The paper releases two test sets publicly:

  • Covid19-scientific: 142 claims (101 false, 41 true) extracted from scholarly articles, medical news sources (CDC, WHO, MedicalNewsToday), and verified against reliable sources.
  • Covid19-politifact: 340 claims (263 false, 77 true) from the Politifact website, with finer-grained labels (pants-fire, false, barely-true, half-true, mostly-true, true) mapped to binary for consistency.

Connections

Notes

Strengths: The core insight that misinformation exhibits higher perplexity under an evidence-grounded model is intuitive and well-motivated. The data efficiency is compelling for real-world deployment where labeled debunking data is scarce. The release of two new COVID-19 test sets is valuable for the community.

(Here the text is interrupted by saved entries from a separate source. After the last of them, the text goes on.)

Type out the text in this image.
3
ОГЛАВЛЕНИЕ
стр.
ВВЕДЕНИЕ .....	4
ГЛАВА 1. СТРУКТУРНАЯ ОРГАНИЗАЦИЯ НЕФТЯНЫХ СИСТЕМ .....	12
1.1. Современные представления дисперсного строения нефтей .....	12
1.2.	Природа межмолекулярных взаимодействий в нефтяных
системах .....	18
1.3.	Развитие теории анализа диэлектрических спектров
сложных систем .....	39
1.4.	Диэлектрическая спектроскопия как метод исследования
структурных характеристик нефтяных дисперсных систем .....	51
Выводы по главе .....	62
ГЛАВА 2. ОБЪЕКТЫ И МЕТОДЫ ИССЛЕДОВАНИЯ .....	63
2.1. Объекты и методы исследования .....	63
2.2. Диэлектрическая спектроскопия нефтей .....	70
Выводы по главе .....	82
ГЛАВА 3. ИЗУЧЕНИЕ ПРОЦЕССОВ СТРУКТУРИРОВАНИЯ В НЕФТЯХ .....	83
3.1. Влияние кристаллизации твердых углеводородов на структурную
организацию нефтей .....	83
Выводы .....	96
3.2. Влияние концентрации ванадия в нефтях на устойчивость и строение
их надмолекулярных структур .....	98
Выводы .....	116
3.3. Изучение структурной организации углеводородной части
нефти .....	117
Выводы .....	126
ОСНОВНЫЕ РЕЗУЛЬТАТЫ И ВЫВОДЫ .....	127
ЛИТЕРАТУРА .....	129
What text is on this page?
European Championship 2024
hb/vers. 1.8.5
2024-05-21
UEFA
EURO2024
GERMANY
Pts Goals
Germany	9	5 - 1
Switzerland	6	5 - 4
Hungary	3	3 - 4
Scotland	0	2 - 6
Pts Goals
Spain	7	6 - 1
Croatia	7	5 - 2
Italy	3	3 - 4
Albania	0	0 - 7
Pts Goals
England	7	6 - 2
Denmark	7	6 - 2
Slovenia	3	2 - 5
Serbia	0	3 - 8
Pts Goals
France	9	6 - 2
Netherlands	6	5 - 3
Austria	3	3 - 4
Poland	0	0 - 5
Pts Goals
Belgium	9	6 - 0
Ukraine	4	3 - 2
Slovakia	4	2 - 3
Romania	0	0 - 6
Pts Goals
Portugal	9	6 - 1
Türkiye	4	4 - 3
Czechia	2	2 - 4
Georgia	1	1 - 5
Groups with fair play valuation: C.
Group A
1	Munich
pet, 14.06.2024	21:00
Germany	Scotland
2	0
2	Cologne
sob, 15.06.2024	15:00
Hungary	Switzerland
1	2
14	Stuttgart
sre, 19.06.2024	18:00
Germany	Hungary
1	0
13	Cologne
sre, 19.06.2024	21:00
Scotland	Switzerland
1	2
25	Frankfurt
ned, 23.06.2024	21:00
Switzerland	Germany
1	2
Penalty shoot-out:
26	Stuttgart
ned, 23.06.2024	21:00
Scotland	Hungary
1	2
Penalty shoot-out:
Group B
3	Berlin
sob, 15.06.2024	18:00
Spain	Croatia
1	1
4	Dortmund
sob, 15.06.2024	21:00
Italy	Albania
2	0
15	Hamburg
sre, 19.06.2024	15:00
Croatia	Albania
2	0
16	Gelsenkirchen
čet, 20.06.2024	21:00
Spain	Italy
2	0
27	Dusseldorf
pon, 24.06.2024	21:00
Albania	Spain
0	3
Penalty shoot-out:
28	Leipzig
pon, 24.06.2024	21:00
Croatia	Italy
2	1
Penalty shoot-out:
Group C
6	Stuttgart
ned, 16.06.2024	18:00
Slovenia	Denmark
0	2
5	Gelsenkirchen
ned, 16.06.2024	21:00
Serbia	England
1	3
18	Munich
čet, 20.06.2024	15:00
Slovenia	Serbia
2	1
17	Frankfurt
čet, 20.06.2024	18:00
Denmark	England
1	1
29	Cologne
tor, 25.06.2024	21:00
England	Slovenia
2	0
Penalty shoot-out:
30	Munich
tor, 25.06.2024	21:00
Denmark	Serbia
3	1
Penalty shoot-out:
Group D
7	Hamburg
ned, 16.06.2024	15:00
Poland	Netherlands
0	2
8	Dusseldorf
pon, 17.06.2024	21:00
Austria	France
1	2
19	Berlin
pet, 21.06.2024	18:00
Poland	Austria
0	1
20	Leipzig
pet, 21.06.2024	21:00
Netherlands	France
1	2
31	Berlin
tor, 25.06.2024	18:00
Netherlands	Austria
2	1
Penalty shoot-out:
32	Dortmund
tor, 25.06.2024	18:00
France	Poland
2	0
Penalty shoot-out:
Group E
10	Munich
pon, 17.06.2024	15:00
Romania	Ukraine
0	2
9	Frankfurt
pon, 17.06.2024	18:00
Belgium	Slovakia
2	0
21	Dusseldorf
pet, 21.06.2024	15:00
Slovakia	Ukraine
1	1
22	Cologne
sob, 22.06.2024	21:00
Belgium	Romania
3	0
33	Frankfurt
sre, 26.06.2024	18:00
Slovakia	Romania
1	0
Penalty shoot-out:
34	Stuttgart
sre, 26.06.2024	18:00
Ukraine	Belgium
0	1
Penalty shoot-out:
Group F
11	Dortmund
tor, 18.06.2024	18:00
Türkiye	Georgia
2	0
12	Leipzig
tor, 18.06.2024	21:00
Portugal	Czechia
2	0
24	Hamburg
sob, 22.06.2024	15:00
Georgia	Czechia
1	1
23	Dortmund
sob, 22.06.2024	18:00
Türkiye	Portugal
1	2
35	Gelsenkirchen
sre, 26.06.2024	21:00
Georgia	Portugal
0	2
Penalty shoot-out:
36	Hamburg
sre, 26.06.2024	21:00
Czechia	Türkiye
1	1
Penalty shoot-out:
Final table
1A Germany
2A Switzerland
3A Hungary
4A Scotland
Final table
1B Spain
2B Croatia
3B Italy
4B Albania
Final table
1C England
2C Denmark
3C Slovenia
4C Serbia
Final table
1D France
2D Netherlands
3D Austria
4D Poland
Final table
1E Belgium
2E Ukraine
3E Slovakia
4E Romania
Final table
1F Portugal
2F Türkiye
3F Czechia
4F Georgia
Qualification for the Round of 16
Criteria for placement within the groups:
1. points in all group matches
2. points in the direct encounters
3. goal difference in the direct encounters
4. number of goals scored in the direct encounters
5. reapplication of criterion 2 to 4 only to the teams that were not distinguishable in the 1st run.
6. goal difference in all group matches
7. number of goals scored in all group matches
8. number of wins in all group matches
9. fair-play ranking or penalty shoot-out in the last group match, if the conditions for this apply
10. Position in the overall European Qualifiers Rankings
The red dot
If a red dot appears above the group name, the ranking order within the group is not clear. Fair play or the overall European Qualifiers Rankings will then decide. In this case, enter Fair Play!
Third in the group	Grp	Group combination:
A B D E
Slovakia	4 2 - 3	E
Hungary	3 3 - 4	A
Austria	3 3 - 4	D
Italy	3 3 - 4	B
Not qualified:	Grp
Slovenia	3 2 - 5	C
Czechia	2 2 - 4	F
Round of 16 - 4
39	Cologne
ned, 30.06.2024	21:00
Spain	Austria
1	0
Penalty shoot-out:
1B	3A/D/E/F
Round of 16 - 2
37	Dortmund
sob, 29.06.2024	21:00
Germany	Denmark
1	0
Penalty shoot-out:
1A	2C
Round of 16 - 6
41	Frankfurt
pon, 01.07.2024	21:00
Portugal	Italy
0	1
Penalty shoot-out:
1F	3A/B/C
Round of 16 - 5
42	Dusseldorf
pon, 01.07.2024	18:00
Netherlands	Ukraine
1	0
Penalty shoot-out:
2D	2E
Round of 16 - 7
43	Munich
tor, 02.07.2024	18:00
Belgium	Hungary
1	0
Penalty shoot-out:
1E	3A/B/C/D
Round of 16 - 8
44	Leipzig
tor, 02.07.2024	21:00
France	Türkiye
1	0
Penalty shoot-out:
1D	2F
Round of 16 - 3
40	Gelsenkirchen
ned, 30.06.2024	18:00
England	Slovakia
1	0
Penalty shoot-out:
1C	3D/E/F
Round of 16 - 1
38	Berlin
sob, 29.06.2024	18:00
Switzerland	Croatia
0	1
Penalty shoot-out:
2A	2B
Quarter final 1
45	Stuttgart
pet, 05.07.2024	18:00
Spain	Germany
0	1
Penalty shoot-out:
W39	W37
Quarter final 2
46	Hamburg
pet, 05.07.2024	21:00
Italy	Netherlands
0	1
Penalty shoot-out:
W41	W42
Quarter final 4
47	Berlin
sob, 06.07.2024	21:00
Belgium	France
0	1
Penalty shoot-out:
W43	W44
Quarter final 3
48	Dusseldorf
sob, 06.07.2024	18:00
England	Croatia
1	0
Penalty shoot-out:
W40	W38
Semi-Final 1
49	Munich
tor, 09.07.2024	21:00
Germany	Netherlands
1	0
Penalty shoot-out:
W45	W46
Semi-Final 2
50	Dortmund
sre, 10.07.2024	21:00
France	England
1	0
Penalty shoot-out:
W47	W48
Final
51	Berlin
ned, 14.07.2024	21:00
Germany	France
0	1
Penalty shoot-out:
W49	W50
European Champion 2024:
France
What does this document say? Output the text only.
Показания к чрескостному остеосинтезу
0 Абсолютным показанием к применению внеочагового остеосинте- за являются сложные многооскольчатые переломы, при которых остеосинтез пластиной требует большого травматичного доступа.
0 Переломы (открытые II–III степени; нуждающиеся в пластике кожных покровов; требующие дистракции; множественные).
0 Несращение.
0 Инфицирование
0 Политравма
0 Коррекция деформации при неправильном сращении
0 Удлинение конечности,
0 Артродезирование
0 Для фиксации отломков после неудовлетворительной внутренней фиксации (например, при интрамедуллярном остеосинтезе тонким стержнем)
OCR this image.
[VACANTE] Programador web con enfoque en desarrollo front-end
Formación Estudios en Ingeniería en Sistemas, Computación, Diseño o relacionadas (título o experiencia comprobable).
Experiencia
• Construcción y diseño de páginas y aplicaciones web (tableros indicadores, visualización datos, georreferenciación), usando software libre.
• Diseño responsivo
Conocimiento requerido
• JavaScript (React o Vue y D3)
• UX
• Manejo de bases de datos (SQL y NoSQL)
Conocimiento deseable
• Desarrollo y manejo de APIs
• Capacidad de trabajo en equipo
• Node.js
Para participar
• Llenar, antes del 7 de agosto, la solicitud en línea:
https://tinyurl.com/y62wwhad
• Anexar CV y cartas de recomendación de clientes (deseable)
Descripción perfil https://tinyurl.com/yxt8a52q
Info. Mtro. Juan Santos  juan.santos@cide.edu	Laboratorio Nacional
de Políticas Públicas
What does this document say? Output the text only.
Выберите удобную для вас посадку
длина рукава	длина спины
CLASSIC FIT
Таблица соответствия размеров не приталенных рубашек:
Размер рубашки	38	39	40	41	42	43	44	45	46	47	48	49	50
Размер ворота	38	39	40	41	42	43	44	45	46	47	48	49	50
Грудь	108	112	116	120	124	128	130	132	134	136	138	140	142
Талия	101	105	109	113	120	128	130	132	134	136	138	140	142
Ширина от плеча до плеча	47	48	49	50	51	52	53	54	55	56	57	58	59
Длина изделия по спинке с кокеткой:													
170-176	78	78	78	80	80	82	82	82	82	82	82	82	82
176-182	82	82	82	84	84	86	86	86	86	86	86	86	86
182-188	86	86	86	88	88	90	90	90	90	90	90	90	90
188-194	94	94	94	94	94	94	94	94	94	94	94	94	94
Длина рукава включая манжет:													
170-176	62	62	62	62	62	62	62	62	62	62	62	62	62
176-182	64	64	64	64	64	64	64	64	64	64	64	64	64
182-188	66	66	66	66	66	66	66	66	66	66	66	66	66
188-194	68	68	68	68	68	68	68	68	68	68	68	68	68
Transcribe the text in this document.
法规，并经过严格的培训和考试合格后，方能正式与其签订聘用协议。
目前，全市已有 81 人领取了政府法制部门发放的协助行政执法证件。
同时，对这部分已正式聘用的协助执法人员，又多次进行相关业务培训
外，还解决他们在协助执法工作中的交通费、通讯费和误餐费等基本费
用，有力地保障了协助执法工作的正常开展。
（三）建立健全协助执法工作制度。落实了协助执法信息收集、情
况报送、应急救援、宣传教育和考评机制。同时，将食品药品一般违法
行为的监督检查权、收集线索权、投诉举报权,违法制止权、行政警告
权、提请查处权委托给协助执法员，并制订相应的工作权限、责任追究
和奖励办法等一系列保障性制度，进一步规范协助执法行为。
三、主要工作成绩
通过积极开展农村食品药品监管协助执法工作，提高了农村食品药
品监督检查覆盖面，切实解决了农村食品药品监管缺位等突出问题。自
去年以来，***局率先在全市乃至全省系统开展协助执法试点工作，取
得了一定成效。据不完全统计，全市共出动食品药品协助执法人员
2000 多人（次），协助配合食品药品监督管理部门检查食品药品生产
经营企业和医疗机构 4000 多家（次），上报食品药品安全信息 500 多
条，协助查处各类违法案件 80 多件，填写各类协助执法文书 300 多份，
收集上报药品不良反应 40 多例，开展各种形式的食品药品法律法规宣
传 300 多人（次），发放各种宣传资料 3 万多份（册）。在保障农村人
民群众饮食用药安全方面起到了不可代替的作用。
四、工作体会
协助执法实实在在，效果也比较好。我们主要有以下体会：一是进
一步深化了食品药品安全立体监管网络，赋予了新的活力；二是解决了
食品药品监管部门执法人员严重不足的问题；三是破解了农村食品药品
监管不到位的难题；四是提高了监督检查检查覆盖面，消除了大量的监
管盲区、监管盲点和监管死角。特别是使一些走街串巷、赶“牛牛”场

Limitations: The approach relies on the availability of clean, relevant evidence. In real-world scenarios where evidence quality is mixed or absent, performance may degrade. The paper leaves open the question of optimal evidence-selection and filtering strategies. The threshold-tuning is presented as an open research question rather than a principled solution.

Follow-ups: Future work could explore better evidence selection (beyond TF-IDF), integration of structured knowledge bases, and application to other languages and domains beyond COVID-19.